I returned from the hospital wanting the end now that Meowmel had died. So I asked Yuuji to bury me. And he did bury me in a box underground. He left me with a phone, which provided the only possible escape…if I chose to use it….It was very comfortable there. There was nothing to lose. No one to leave me. No heat, no cold. Just silent, infinite dark, stretching around me. Or that’s what I told myself then, lying in that box…I wanted to die but not be separated from Yuuji, someone who had become quite valuable to me.

I read the reactions to my “death” by my Mihama peers – sent by Yuuji to the phone – but then my lifeline, the phone, died. Worthless…something I thought was me. Finally, I saw self-worth. That my life mattered. I decided to live for myself. In that moment, I moved on from the friend I had lost years ago, allowing self-forgiveness. It was time to advance.

I gathered my strength and pushed. The top fell off and I rose up. I was among the world again, rain falling on me. And there Yuuji was. Apparently, the box wasn’t that deep. The lid was easy to break. And air had trickled in from a hole during the three days I had been buried. No matter, I learned to overcome my weakness and accept myself.
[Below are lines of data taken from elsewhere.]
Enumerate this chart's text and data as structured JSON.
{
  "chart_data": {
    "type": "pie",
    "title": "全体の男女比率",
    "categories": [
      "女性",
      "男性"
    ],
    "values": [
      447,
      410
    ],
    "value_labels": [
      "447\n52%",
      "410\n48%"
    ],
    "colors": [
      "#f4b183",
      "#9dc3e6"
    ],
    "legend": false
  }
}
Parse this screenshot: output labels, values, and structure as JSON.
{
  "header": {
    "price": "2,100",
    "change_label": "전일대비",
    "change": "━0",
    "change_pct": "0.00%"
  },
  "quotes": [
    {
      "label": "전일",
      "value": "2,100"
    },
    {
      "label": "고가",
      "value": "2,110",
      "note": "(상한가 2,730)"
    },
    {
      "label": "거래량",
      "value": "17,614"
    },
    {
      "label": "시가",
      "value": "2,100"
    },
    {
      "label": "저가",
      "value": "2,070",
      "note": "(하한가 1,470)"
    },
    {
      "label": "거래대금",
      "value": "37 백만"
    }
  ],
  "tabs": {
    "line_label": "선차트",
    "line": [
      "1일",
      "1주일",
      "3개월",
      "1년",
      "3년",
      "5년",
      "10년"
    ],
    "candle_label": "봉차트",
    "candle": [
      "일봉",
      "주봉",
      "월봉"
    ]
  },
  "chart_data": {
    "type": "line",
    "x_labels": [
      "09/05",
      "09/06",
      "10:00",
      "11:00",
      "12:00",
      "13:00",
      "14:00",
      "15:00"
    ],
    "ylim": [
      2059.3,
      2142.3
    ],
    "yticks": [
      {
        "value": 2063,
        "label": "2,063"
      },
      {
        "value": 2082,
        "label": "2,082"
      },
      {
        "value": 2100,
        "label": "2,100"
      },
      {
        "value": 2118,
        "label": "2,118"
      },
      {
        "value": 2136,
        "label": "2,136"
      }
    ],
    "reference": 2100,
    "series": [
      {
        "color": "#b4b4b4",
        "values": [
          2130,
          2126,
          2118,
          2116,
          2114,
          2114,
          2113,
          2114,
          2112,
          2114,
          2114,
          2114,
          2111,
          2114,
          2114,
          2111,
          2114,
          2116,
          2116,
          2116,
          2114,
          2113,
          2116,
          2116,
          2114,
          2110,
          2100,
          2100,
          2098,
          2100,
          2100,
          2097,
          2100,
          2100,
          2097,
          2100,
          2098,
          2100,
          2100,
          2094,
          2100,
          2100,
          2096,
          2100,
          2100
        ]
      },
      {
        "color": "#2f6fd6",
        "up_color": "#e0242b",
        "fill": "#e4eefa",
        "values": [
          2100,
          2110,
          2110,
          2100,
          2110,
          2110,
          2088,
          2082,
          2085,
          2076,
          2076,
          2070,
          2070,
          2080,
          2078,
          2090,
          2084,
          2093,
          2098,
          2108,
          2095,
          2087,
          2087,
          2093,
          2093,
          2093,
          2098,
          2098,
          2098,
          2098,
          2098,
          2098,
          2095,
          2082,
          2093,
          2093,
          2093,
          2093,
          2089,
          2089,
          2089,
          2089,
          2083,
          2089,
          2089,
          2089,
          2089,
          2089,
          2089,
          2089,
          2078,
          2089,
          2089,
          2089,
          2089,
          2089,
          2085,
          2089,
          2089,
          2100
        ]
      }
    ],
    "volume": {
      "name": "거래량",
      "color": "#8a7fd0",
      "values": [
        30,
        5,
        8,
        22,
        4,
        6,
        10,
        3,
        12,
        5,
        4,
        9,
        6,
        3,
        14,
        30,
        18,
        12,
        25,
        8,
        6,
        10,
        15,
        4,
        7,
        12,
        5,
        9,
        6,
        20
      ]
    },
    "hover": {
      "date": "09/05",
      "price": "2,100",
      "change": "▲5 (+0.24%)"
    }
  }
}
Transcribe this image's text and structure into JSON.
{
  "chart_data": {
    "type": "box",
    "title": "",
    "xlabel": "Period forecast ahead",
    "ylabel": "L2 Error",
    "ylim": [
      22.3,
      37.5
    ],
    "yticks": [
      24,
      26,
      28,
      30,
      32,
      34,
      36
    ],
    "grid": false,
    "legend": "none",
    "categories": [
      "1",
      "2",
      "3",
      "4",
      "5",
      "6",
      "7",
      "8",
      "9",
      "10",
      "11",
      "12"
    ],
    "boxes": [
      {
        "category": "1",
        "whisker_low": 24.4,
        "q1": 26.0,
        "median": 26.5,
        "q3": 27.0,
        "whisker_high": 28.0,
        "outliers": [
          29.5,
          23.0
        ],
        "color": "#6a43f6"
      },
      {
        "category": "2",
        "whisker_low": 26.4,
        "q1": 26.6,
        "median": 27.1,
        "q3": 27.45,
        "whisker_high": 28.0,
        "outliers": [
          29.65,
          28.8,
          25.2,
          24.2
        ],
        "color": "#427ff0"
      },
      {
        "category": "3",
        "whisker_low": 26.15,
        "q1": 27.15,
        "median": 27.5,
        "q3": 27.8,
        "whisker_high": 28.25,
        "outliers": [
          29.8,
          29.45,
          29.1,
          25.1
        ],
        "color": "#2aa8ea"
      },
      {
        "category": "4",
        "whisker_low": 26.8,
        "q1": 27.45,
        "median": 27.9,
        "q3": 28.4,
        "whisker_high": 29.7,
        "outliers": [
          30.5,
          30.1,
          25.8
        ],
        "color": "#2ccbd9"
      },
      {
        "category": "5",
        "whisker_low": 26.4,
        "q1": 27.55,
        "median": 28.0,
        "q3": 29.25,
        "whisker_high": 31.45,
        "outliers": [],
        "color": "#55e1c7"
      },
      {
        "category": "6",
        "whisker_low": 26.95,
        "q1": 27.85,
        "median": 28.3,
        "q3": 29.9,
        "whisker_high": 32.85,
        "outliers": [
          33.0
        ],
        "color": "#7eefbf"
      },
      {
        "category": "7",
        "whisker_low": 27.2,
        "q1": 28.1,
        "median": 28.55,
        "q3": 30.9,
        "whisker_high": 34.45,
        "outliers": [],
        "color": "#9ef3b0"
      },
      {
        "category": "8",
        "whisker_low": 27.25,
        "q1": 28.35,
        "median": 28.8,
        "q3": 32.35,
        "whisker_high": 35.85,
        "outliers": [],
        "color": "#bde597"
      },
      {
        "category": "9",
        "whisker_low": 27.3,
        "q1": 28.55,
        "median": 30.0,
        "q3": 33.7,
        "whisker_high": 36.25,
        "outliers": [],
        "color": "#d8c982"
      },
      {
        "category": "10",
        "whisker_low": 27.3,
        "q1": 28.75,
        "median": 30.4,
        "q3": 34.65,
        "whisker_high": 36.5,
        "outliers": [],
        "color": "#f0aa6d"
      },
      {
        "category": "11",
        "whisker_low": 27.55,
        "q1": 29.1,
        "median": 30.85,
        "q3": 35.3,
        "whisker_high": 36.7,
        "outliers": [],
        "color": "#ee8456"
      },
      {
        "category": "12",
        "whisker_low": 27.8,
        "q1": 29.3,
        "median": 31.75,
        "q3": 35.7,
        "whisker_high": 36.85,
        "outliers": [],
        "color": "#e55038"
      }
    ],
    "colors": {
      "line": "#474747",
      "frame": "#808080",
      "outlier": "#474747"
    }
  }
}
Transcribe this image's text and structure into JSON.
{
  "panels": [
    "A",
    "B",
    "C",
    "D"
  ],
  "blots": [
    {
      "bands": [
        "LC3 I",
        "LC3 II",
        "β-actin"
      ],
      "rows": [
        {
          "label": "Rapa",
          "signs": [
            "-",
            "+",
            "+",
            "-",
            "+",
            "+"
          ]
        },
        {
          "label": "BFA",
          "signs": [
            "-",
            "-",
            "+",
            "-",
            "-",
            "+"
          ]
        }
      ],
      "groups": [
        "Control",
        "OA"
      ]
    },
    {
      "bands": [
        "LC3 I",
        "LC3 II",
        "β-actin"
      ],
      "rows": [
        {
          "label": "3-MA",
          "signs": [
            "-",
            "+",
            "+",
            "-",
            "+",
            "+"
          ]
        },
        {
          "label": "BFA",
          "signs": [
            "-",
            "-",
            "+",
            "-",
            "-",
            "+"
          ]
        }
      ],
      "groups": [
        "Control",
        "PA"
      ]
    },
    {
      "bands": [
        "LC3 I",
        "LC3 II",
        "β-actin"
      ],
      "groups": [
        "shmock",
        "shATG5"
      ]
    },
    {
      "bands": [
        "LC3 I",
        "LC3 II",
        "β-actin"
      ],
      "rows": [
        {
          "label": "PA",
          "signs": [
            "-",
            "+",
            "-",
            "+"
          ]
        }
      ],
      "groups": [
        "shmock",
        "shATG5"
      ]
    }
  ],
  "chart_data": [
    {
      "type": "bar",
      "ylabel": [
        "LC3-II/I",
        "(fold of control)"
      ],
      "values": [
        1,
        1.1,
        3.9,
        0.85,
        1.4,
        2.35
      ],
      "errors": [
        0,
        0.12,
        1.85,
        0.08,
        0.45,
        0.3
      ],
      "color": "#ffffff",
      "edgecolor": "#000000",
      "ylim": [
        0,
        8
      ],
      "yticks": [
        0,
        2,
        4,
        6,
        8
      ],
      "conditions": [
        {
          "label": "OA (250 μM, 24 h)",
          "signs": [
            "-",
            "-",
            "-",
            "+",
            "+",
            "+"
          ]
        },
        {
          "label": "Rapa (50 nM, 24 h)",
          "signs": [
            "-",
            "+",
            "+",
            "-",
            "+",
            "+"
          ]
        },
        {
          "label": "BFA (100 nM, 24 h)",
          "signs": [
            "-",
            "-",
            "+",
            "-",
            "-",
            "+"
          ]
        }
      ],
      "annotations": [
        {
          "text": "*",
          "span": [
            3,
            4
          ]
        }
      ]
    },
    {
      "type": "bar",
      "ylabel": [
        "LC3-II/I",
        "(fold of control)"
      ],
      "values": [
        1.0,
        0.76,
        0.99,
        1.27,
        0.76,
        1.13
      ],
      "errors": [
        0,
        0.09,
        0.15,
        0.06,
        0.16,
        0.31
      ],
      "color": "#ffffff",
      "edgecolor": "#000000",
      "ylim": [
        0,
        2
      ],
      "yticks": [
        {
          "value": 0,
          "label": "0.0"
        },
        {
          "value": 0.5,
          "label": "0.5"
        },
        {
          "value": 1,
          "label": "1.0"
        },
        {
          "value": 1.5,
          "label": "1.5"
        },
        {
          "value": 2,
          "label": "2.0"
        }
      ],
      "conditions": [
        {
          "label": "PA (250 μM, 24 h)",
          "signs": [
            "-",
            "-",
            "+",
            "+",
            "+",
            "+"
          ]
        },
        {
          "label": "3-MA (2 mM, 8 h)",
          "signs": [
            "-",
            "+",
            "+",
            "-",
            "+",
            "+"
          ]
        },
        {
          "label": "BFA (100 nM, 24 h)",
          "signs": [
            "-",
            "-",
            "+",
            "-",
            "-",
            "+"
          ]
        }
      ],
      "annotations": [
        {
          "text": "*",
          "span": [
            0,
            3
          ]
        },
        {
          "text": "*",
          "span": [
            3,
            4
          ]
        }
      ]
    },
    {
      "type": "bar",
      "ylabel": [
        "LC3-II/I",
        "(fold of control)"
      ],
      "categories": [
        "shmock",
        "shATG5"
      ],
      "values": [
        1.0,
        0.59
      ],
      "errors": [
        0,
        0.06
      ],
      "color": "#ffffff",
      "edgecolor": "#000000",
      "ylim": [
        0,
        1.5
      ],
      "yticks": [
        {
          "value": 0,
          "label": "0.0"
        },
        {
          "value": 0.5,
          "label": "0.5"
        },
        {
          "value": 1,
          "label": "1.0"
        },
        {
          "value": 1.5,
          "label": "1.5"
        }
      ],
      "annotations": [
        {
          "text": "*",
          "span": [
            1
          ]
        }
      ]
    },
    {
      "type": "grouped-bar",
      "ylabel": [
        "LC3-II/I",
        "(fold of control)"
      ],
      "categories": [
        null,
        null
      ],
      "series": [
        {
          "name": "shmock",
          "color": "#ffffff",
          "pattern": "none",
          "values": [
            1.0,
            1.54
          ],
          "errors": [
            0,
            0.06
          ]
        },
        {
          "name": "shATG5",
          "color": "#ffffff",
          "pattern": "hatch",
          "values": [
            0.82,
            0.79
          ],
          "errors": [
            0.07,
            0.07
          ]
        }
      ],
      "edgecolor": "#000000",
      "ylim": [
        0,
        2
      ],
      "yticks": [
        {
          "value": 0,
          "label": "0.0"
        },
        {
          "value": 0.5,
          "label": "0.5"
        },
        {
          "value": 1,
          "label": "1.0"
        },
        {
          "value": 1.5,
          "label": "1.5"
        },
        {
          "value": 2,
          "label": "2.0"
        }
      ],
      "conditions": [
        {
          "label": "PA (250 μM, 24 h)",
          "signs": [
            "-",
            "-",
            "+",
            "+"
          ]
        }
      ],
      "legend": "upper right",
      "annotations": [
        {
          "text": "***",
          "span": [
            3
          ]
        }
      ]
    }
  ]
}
Despite years of heart pain and sadness, I found a way out. No matter the heart pain, whether figurative or literal, I could move on. Its beating was something that scared me, something so tied to my feelings of inferiority. But now I did not have to try to snuff my heart out with a box cutter or end my mind with tranquilizers. Now I could live. I was not and am not worthless just for being born. I simply tried to follow expectations not meant for me. And now I know better…

By undoing my symbolic burial, I claimed a life for me. The others seemed unsurprised, as if they knew I had not truly given up. I returned to the world I had left behind. But this time I awakened. I passed through unnatural slumber back into being. This time…I knew that I could be truly accepted and free, even if Meowmel had passed on. Even if everyone else will pass on someday. I want to at least appreciate them properly  and not let grief erase their value to me.

I hope you guys paid attention because I’m not repeating. …It’s embarrassing but important. Being the most miserable person in the world is painful but trying to hide behind total isolation is even more terrible.  I know hearing ‘be honest to yourself’ seems hypocritical but it’s still true! Besides…I am honest….I just want everyone to know that their place is far more significant than may be obvious. And…my classmates Yuuji, Makina, Amane, Sakaki, and Sachi all played the role of populating my world and giving me something more important to value. So I thank them all. I am grateful, even to you people who probably didn’t remember a word I said!